Following a series of trademark infringement and copyright infringement cases involving Qingdao Fuku Electronics Co., Ltd. ("Fuku Company") and Zheng Jianhong, Zhanjiang Yipinshi Electrical appliance Co., Ltd. ("Yipinshi Company"), the Supreme People’s Court (“the SPC”) reversed the earlier rulings by finding (i) that Yipinshi Company’s behavior in its acquisition of its relevant trade mark registrations was unjustified, and (ii) that the subsequent infringement lawsuit it brought to try to enforce rights conferred by such registrations constituted an abuse of process and was unsupportable. It also ruled that Yipinshi Company had infringed the earlier copyright of Fuku Company.
In June 2012, Fuku Company acquired copyright in the above design, which was originally created and published in Korea in 2006. The artwork is a calligraphic style based on the public domain calligraphic "Qiu Shi Style". The artwork was disclosed in China in April 2007 at the Canton Trade Fair along with its branded rice cookers and other products.
Trademarks by Zheng Jianhong
In July 2007 and April 2008, Zheng Jianhong, the legal representative of Yipinshi Company, applied to register the two trademarks identified above. They became registered for "electric pressure cooker (pressure cooker), etc." in Class 11. Zheng Jianhong authorized Yipinshi Company to use the trademarks.
Fuku Company challenged the registrations for non-use and also, separately, applied for their invalidation. These actions were unsuccessful.
In 2016, after the marks had been registered for more than 5 years, Zheng Jianhong and Yipinshi Company sued Fuku Company for trademark infringement. In response, Fuku Company countersued Zheng Jianhong and Yipinshi Company for copyright infringement. Decisions adverse to Fuku Company were handed down in all cases. Fuku Company then applied to the SPC for retrials. The SPC decided to allow the retrials and subsequently issued its own decisions reversing the earlier rulings.
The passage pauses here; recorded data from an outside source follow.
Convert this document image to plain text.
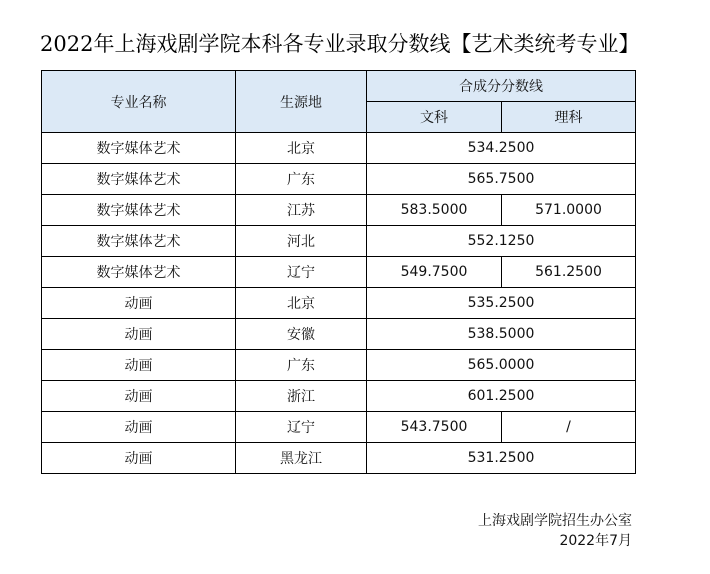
2022年上海戏剧学院本科各专业录取分数线【艺术类统考专业】
专业名称	生源地	合成分分数线	
		文科	理科
数字媒体艺术	北京	534.2500	
数字媒体艺术	广东	565.7500	
数字媒体艺术	江苏	583.5000	571.0000
数字媒体艺术	河北	552.1250	
数字媒体艺术	辽宁	549.7500	561.2500
动画	北京	535.2500	
动画	安徽	538.5000	
动画	广东	565.0000	
动画	浙江	601.2500	
动画	辽宁	543.7500	/
动画	黑龙江	531.2500	
上海戏剧学院招生办公室
2022年7月
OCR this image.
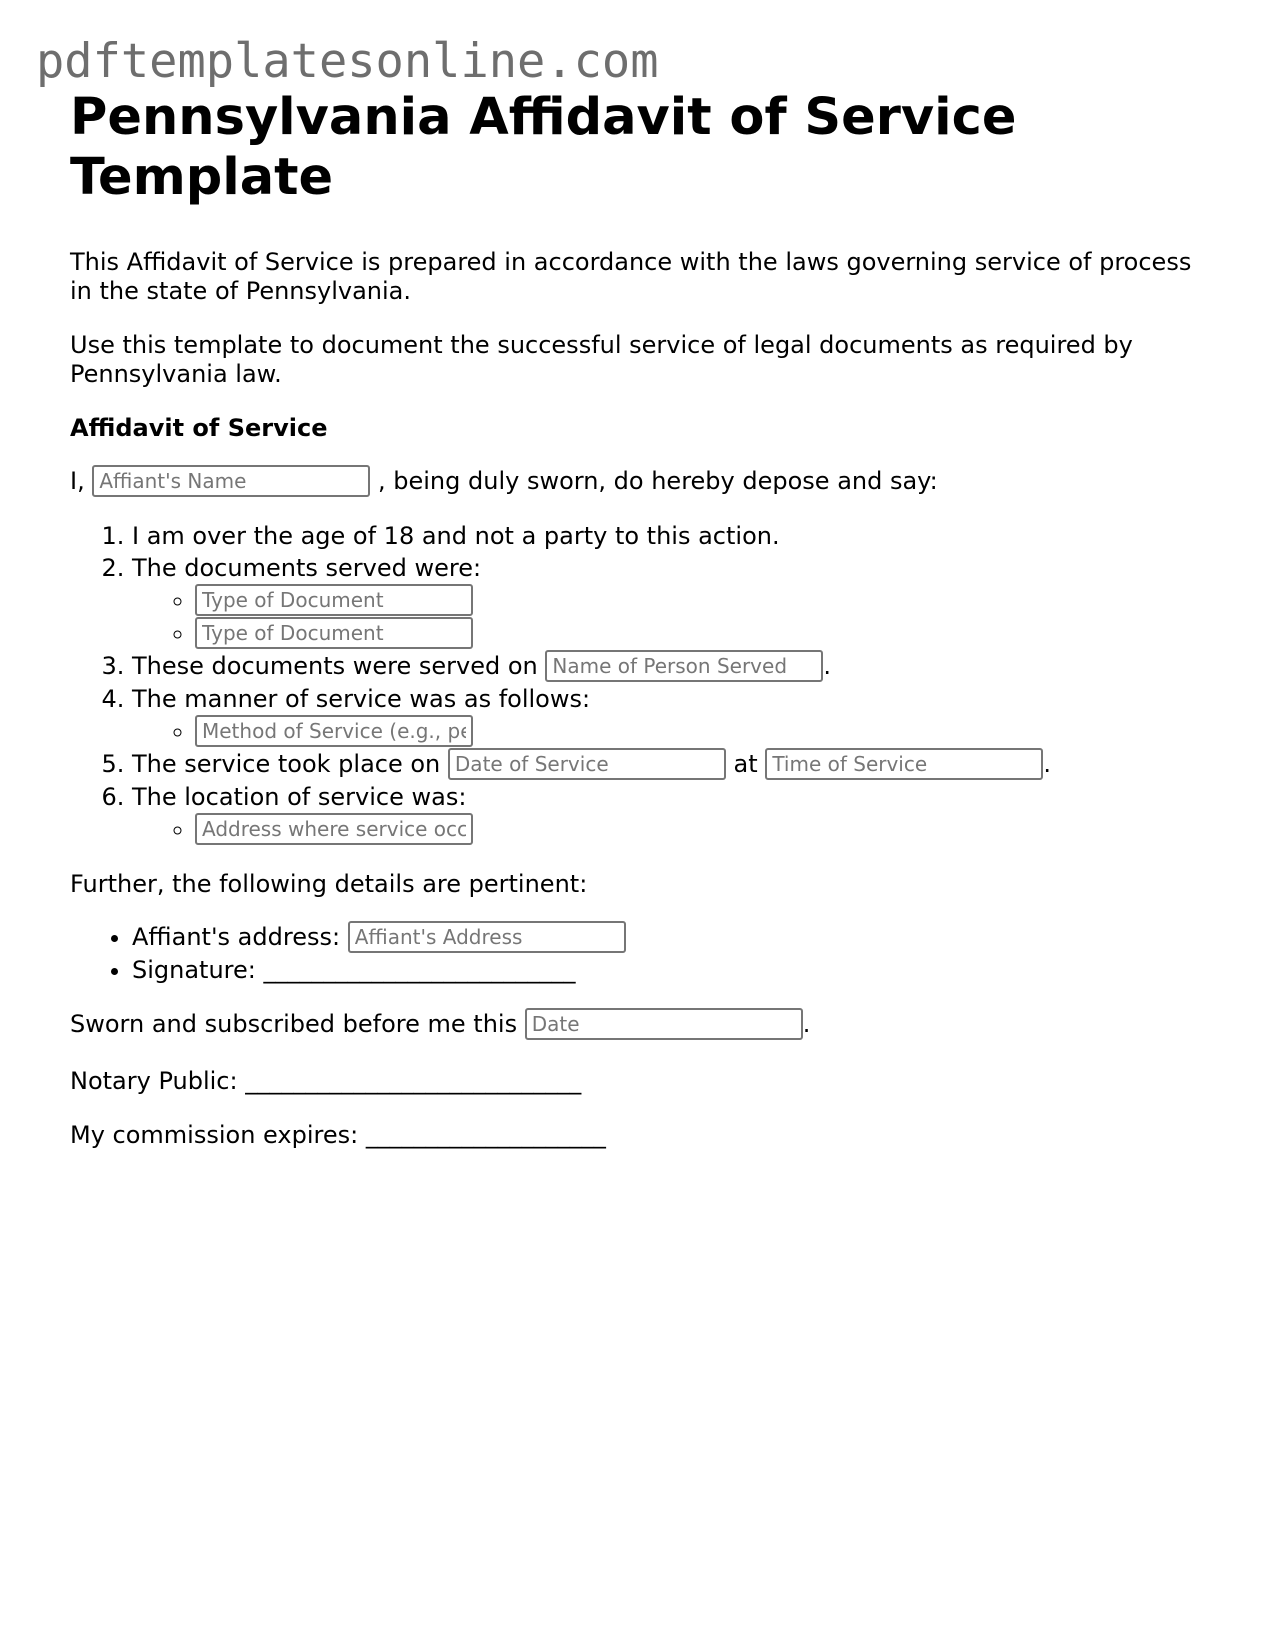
pdftemplatesonline.com
Pennsylvania Affidavit of Service Template

This Affidavit of Service is prepared in accordance with the laws governing service of process in the state of Pennsylvania.

Use this template to document the successful service of legal documents as required by Pennsylvania law.

Affidavit of Service
I, Affiant's Name	, being duly sworn, do hereby depose and say:
1. I am over the age of 18 and not a party to this action.
2. The documents served were:
◦ Type of Document
◦ Type of Document
3. These documents were served on Name of Person Served	.
4. The manner of service was as follows:
◦ Method of Service (e.g., personal, substituted, mail)
5. The service took place on Date of Service	at Time of Service	.
6. The location of service was:
◦ Address where service occurred

Further, the following details are pertinent:

• Affiant's address: Affiant's Address
• Signature: __________________________
Sworn and subscribed before me this Date	.
Notary Public: ____________________________
My commission expires: ____________________
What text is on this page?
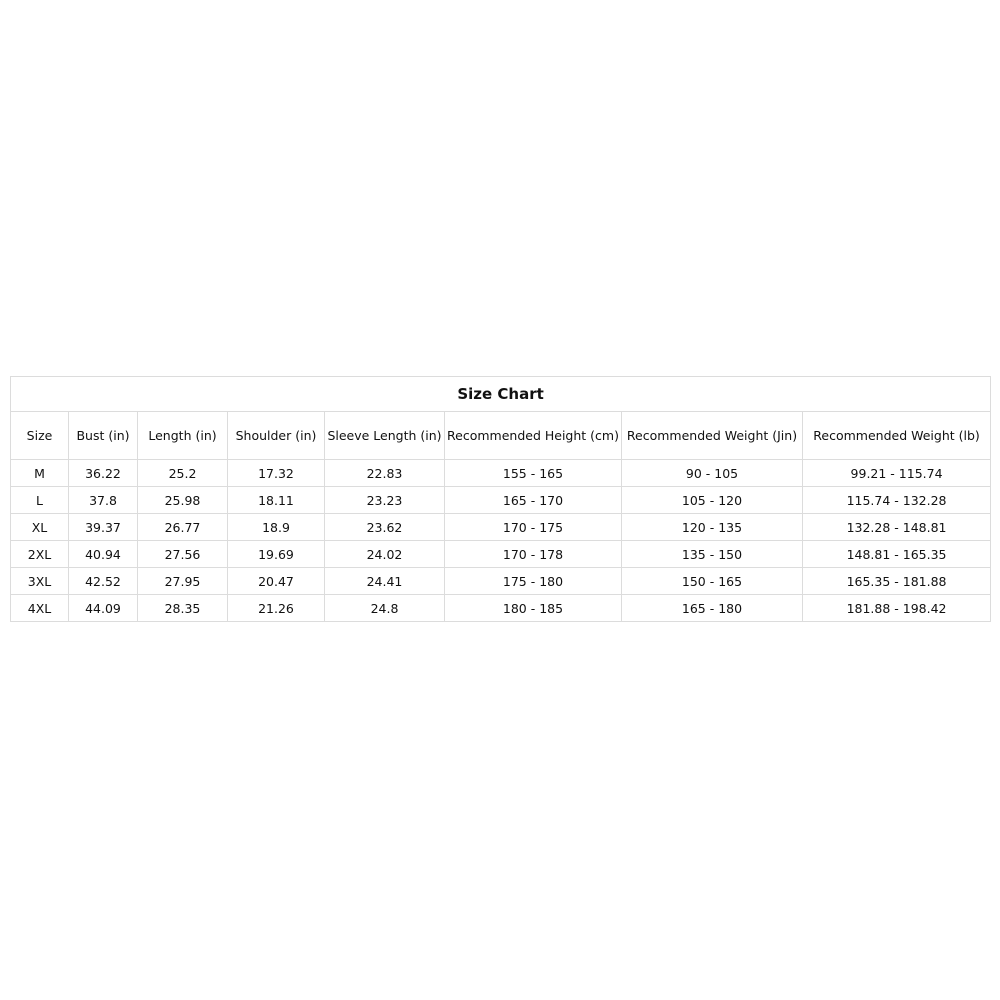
Size Chart							
Size	Bust (in)	Length (in)	Shoulder (in)	Sleeve Length (in)	Recommended Height (cm)	Recommended Weight (Jin)	Recommended Weight (lb)
M	36.22	25.2	17.32	22.83	155 - 165	90 - 105	99.21 - 115.74
L	37.8	25.98	18.11	23.23	165 - 170	105 - 120	115.74 - 132.28
XL	39.37	26.77	18.9	23.62	170 - 175	120 - 135	132.28 - 148.81
2XL	40.94	27.56	19.69	24.02	170 - 178	135 - 150	148.81 - 165.35
3XL	42.52	27.95	20.47	24.41	175 - 180	150 - 165	165.35 - 181.88
4XL	44.09	28.35	21.26	24.8	180 - 185	165 - 180	181.88 - 198.42
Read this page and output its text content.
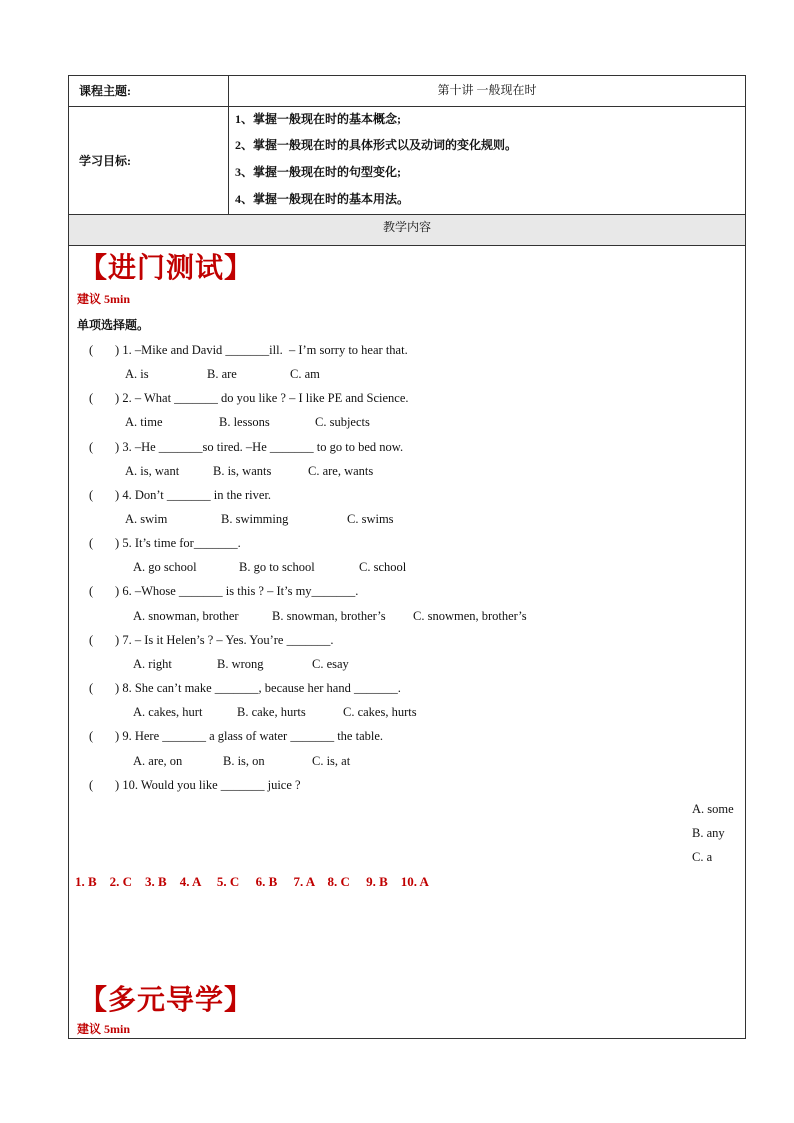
课程主题:	第十讲 一般现在时
学习目标:
1、掌握一般现在时的基本概念;
2、掌握一般现在时的具体形式以及动词的变化规则。
3、掌握一般现在时的句型变化;
4、掌握一般现在时的基本用法。
教学内容
【进门测试】
建议 5min
单项选择题。
(       ) 1. –Mike and David _______ill.  – I’m sorry to hear that.
A. is	B. are	C. am
(       ) 2. – What _______ do you like ? – I like PE and Science.
A. time	B. lessons	C. subjects
(       ) 3. –He _______so tired. –He _______ to go to bed now.
A. is, want	B. is, wants	C. are, wants
(       ) 4. Don’t _______ in the river.
A. swim	B. swimming	C. swims
(       ) 5. It’s time for_______.
A. go school	B. go to school	C. school
(       ) 6. –Whose _______ is this ? – It’s my_______.
A. snowman, brother	B. snowman, brother’s C. snowmen, brother’s
(       ) 7. – Is it Helen’s ? – Yes. You’re _______.
A. right	B. wrong	C. esay
(       ) 8. She can’t make _______, because her hand _______.
A. cakes, hurt	B. cake, hurts	C. cakes, hurts
(       ) 9. Here _______ a glass of water _______ the table.
A. are, on	B. is, on	C. is, at
(       ) 10. Would you like _______ juice ?
A. some
B. any
C. a
1. B    2. C    3. B    4. A     5. C     6. B     7. A    8. C     9. B    10. A
【多元导学】
建议 5min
Key points in the SPC judgments:
- Calligraphic works can constitute fine works of art protectable by copyright. The SPC held that the key determining factor was originality. A calligraphic work should not be denied protection as a work of fine art simply because it employs a font already in the public domain. It can still meet the requirements of originality for copyright protection so long as it is completed independently by the author and reflects the author's individual expression through selection, choice and arrangement.
- The fact that an allegedly copyright infringing logo had been registered for use as a trademark does not affect determination of copyright infringement. Even though the logo had been registered as a trademark for more than 5 years (the period within which it is vulnerable to normal invalidation), its use could still constitute infringement of prior copyright and the user should face the civil consequences and liability for infringement of copyright under the law. Whether the copyright owner has used the work as a trademark or not does not affect the protection conferred by copyright.
- Claims in which the legal basis for the rights involved is deficient should not be supported. The SPC held that Fuku Company enjoyed copyright protection for the design of its mark , which predated the trademarks of Zheng Jianhong. The logo used by Zheng Jianhong and Yipinshi Company was found to be substantially similar to this design and so infringed the copyright of Fuku Company. The registered trademark rights subsequently acquired by Zheng Jianhong involved an infringement of Fuku Company’s prior copyright. More egregiously, Zheng Jianhong and Yipinshi Company then attempted to use these registered trademark rights as the basis for a trademark infringement lawsuit against Fuku Company. This action constituted a violation of the principle of good faith and an abuse of process in that the claim lacked a legitimate legal basis. Thus, the SPC ruled against Zheng Jianhong and Yipinshi Company.
This case involves a malicious trademark infringement lawsuit brought against the genuine rights owner. It effectively pitted questionably acquired registered trademark rights against a genuinely held copyright. While the case was decided on its own particular facts, it does again demonstrate the willingness of the SPC to uphold the basic principles of honesty and integrity. In its judgment, the SPC explicitly referred to a Guidance Case No. 82 ["ELLASSAY Case", (2014) MTZ, No. 24, SPC] in which a trademark squatter’s behavior was found to have breached the principle of honesty such that its actions constituted an abuse of rights. The line of authority being developed by the SPC is an encouragement to all genuine rights holders.